General prerequisites

Before running ACCESS-OM, you need to fulfil general prerequisites outlined in the First Steps section.

Model-specific prerequisites

  • Join the hh5, qv56, ua8 and ik11 projects at NCI
    To join these projects, request membership on the respective hh5, qv56, ua8 and ik11 NCI project pages.
    For more information on how to join specific NCI projects, please refer to How to connect to a project.
  • Payu
    Payu on Gadi is available through the conda/analysis3 environment in the hh5 project.
    After obtaining hh5 project membership, load the conda/analysis3 environment to automatically retrieve payu as follows:
    module use /g/data/hh5/public/modules
    module load conda/analysis3
    To check that payu is available, run:
    payu --version
    payu --version 1.0.19

Get ACCESS-OM configuration

A standard ACCESS-OM configuration is available on the COSIMA GitHub.
This is a 1° horizontal resolution configuration with interannual forcing from 1 Jan 1958 to 31 Dec 2018.
To get it on Gadi, create a directory to store the model configuration.Navigate to this directory and clone the GitHub repo in it by running:

git clone https://github.com/COSIMA/1deg_jra55_iaf.git

mkdir -p ~/access-om cd ~/access-om git clone https://github.com/COSIMA/1deg_jra55_iaf.git Cloning into '1deg_jra55_iaf'... remote: Enumerating objects: 14715, done. remote: Counting objects: 100% (3401/3401), done. remote: Compressing objects: 100% (24/24), done. remote: Total 14715 (delta 3383), reused 3379 (delta 3377), pack-reused 11314 Receiving objects: 100% (14715/14715), 35.68 MiB | 18.11 MiB/s, done. Resolving deltas: 100% (10707/10707), done.

Some modules may interfere with git commands (e.g., matlab/R2018a).

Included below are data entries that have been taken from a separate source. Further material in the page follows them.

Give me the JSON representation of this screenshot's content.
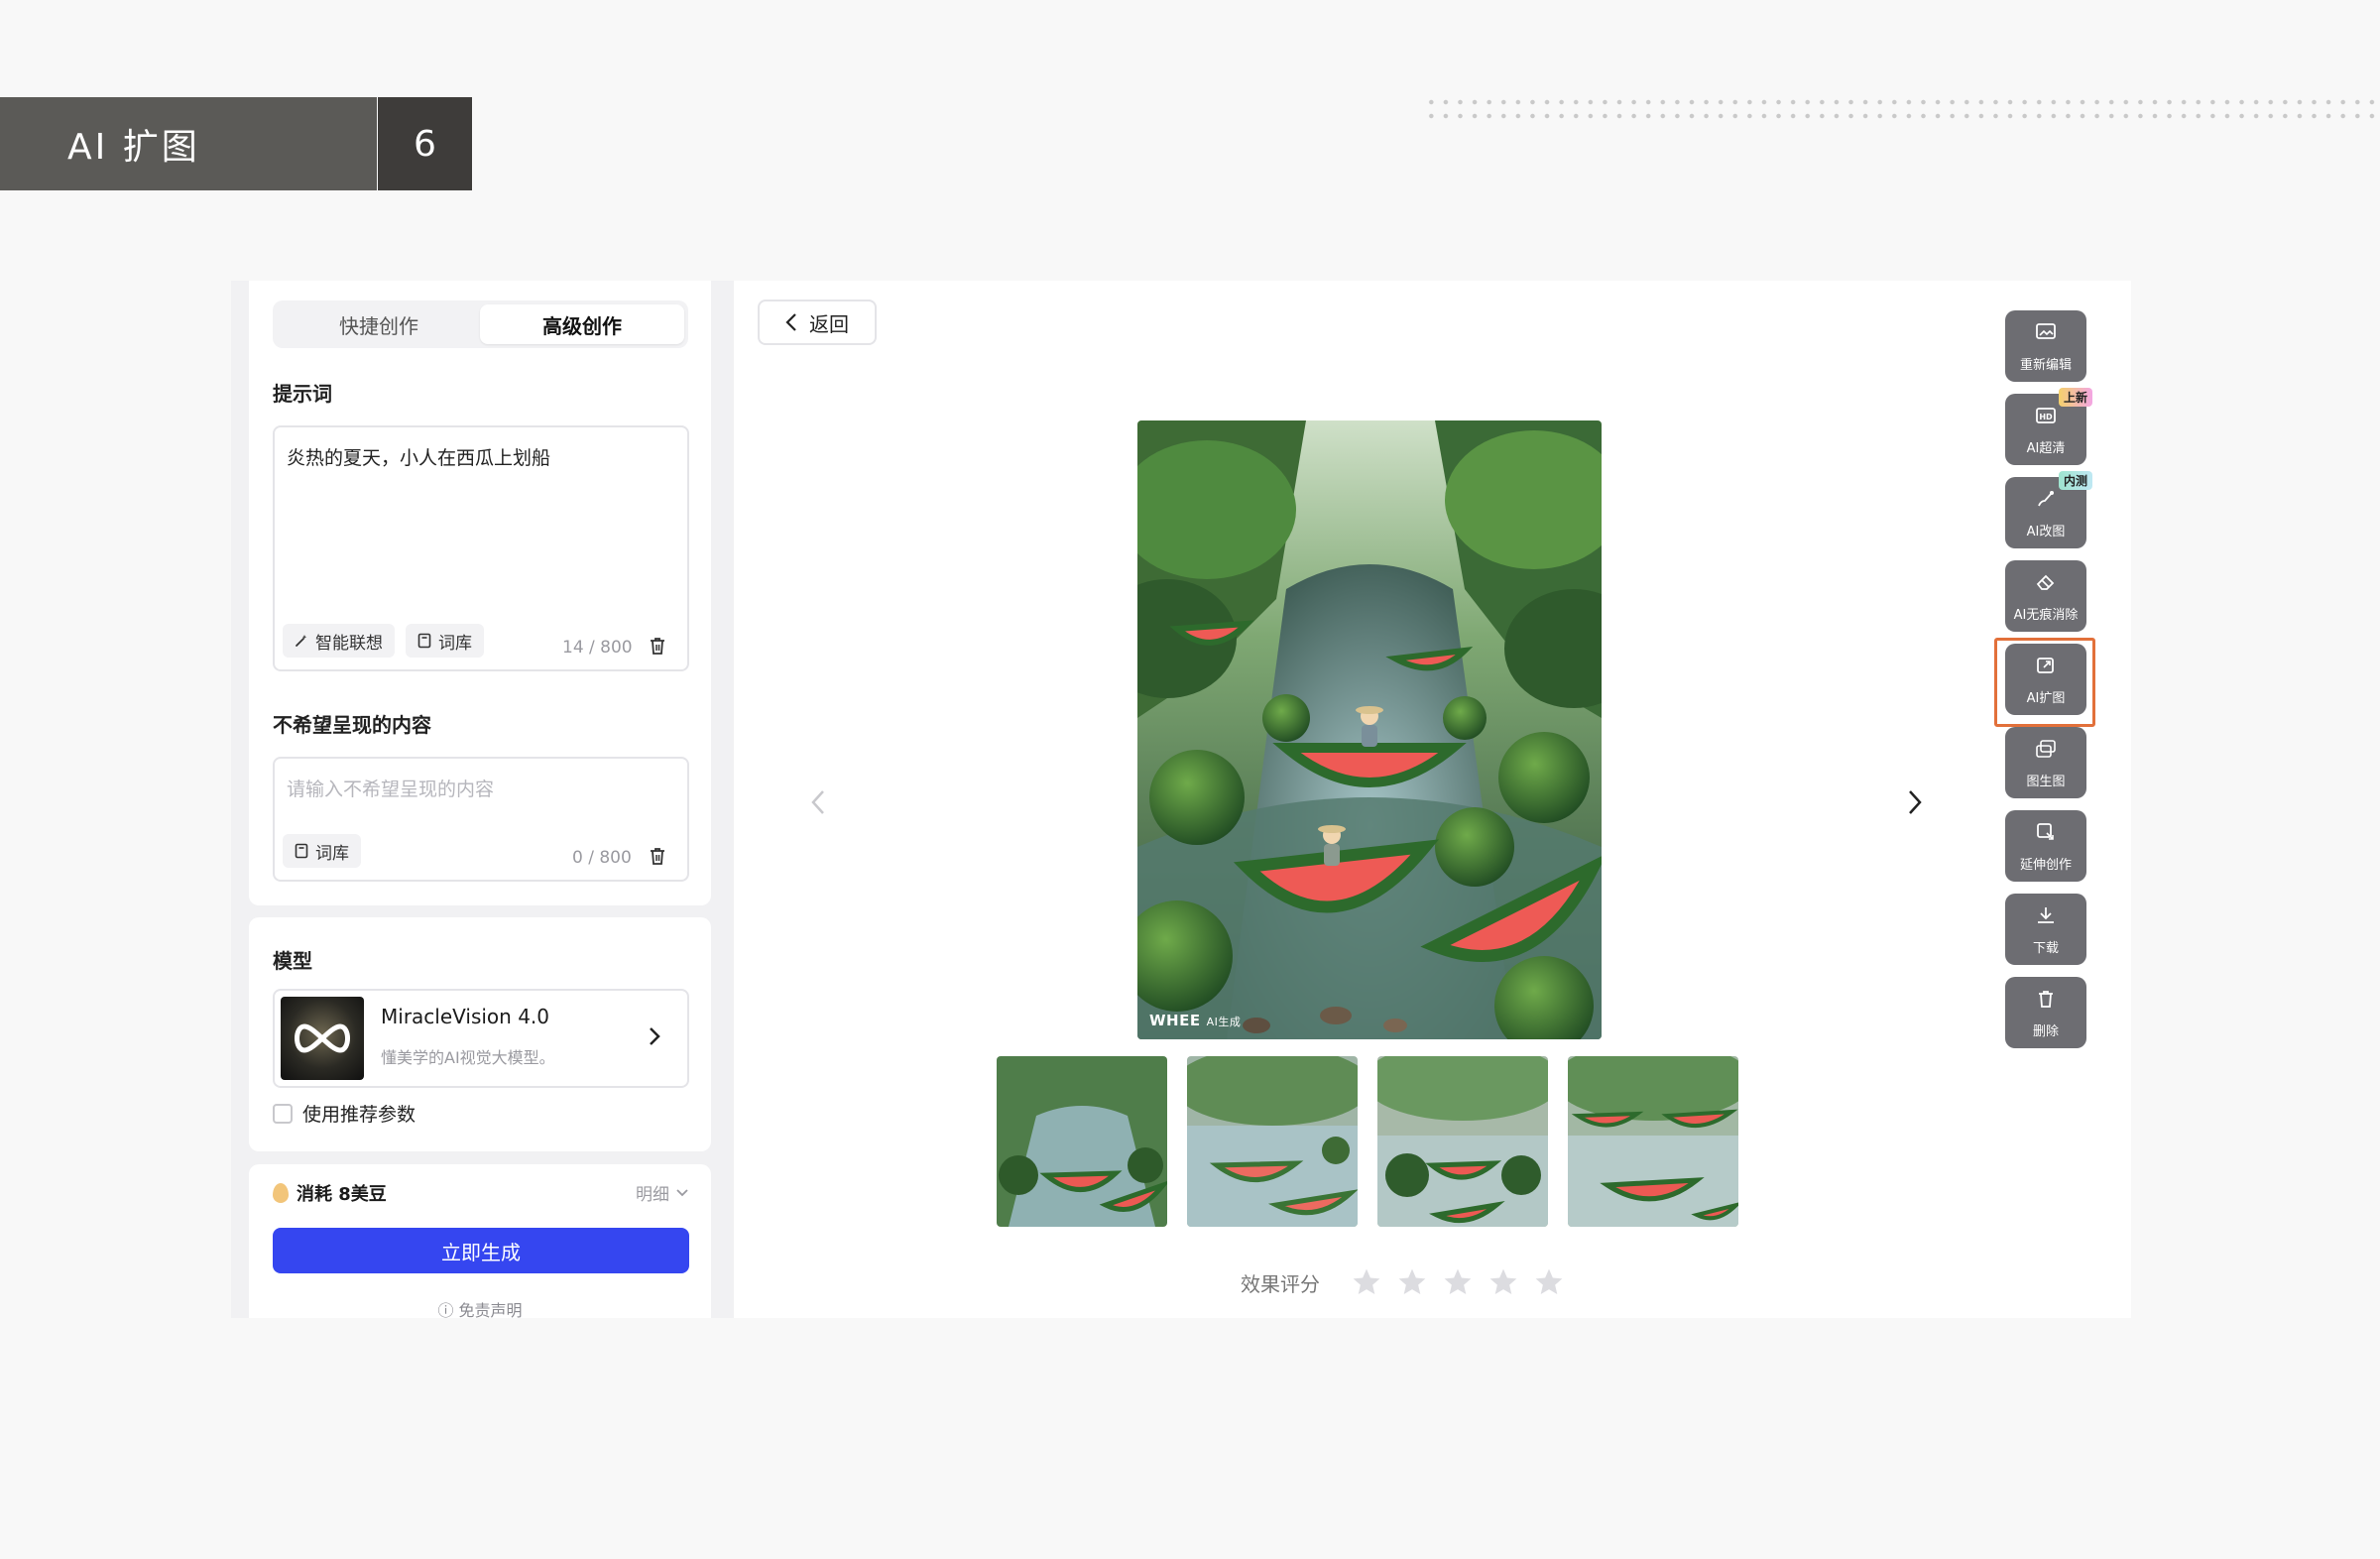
{
  "slide": {
    "title": "AI 扩图",
    "number": "6"
  },
  "creation_tabs": [
    {
      "label": "快捷创作",
      "active": false
    },
    {
      "label": "高级创作",
      "active": true
    }
  ],
  "prompt": {
    "label": "提示词",
    "value": "炎热的夏天，小人在西瓜上划船",
    "smart_assoc": "智能联想",
    "lexicon": "词库",
    "counter": "14 / 800"
  },
  "negative": {
    "label": "不希望呈现的内容",
    "placeholder": "请输入不希望呈现的内容",
    "lexicon": "词库",
    "counter": "0 / 800"
  },
  "model": {
    "label": "模型",
    "name": "MiracleVision 4.0",
    "desc": "懂美学的AI视觉大模型。",
    "use_recommended": "使用推荐参数"
  },
  "generate": {
    "cost": "消耗 8美豆",
    "detail": "明细",
    "button": "立即生成",
    "disclaimer": "免责声明"
  },
  "main": {
    "back": "返回",
    "watermark_brand": "WHEE",
    "watermark_tag": "AI生成",
    "rating_label": "效果评分",
    "rating_stars": 0,
    "thumbnails": 4,
    "selected_thumbnail": 1
  },
  "toolbar": [
    {
      "id": "reedit",
      "label": "重新编辑",
      "icon": "image-edit-icon"
    },
    {
      "id": "upscale",
      "label": "AI超清",
      "icon": "hd-icon",
      "badge": "上新"
    },
    {
      "id": "modify",
      "label": "AI改图",
      "icon": "brush-icon",
      "badge": "内测"
    },
    {
      "id": "erase",
      "label": "AI无痕消除",
      "icon": "eraser-icon"
    },
    {
      "id": "expand",
      "label": "AI扩图",
      "icon": "expand-icon",
      "highlighted": true
    },
    {
      "id": "img2img",
      "label": "图生图",
      "icon": "image-to-image-icon"
    },
    {
      "id": "extend",
      "label": "延伸创作",
      "icon": "extend-icon"
    },
    {
      "id": "download",
      "label": "下载",
      "icon": "download-icon"
    },
    {
      "id": "delete",
      "label": "删除",
      "icon": "trash-icon"
    }
  ],
  "colors": {
    "accent": "#3546f0",
    "toolbar_bg": "#6d6d72",
    "highlight": "#e2703a",
    "banner": "#5b5a57"
  }
}
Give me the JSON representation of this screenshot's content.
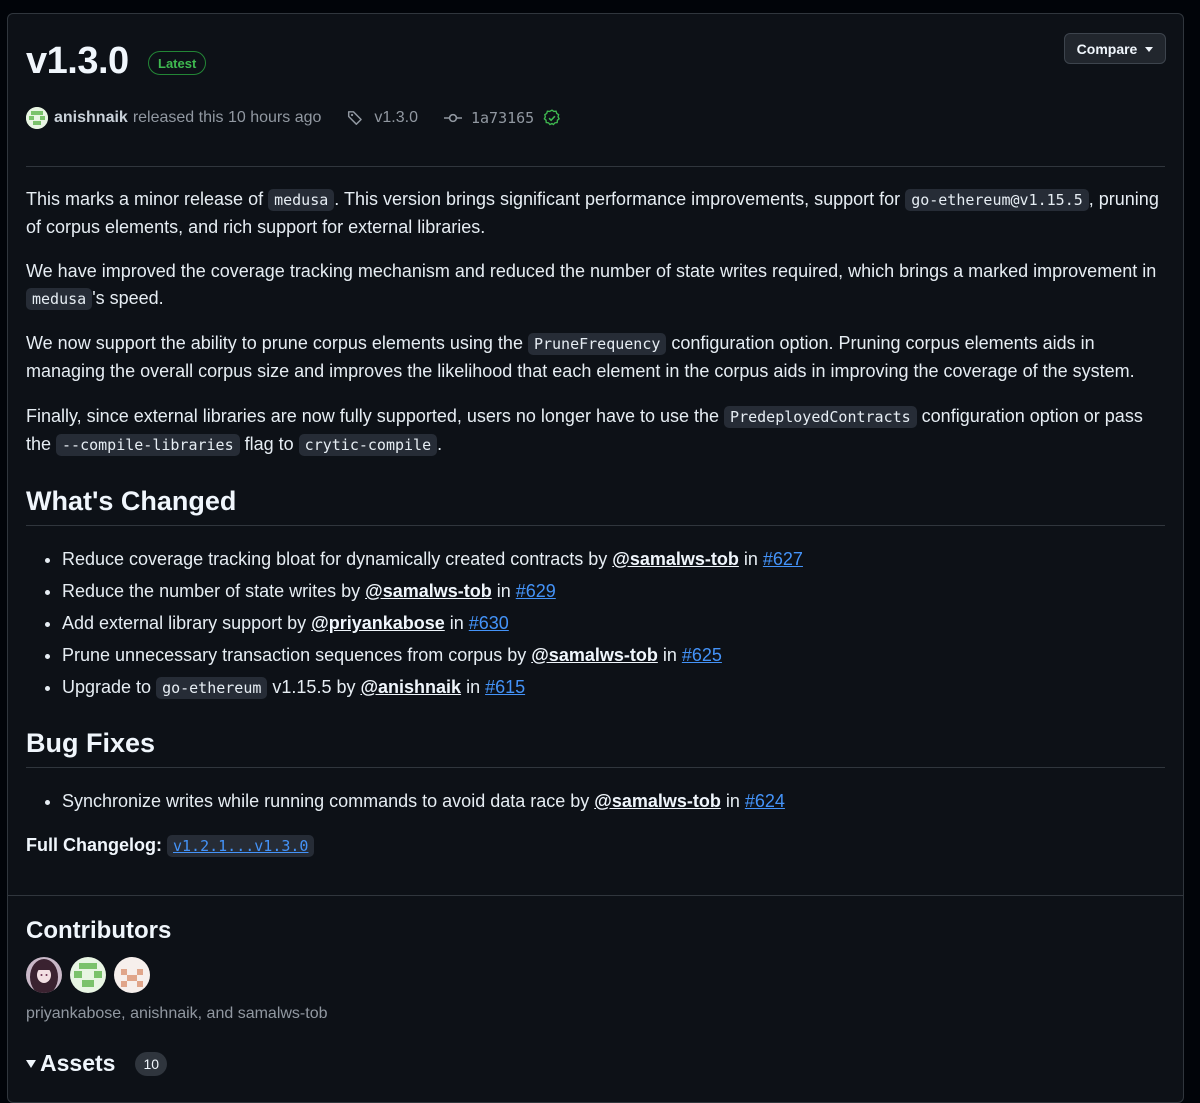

If you have trouble cloning the repository, run the following command before trying again:
module purge

Edit ACCESS-OM configuration

It is good practice to create a new git branch to store all your modifications for a particular run, so as not to modify the reference configuration.

To create a local branch called "example_run", from within the cloned repo execute:

git checkout -b example_run

Payu

Payu is a workflow management tool for running numerical models in supercomputing environments.
The general layout of a payu-supported model run consists of two main directories:

  • The laboratory directory, where all the model components reside. For ACCESS-OM, it is typically /scratch/$PROJECT/$USER/access-om2.
  • The control directory, where the model configuration resides and from where the model is run (in this example, the cloned directory ~/access-om/1deg_jra55_iaf.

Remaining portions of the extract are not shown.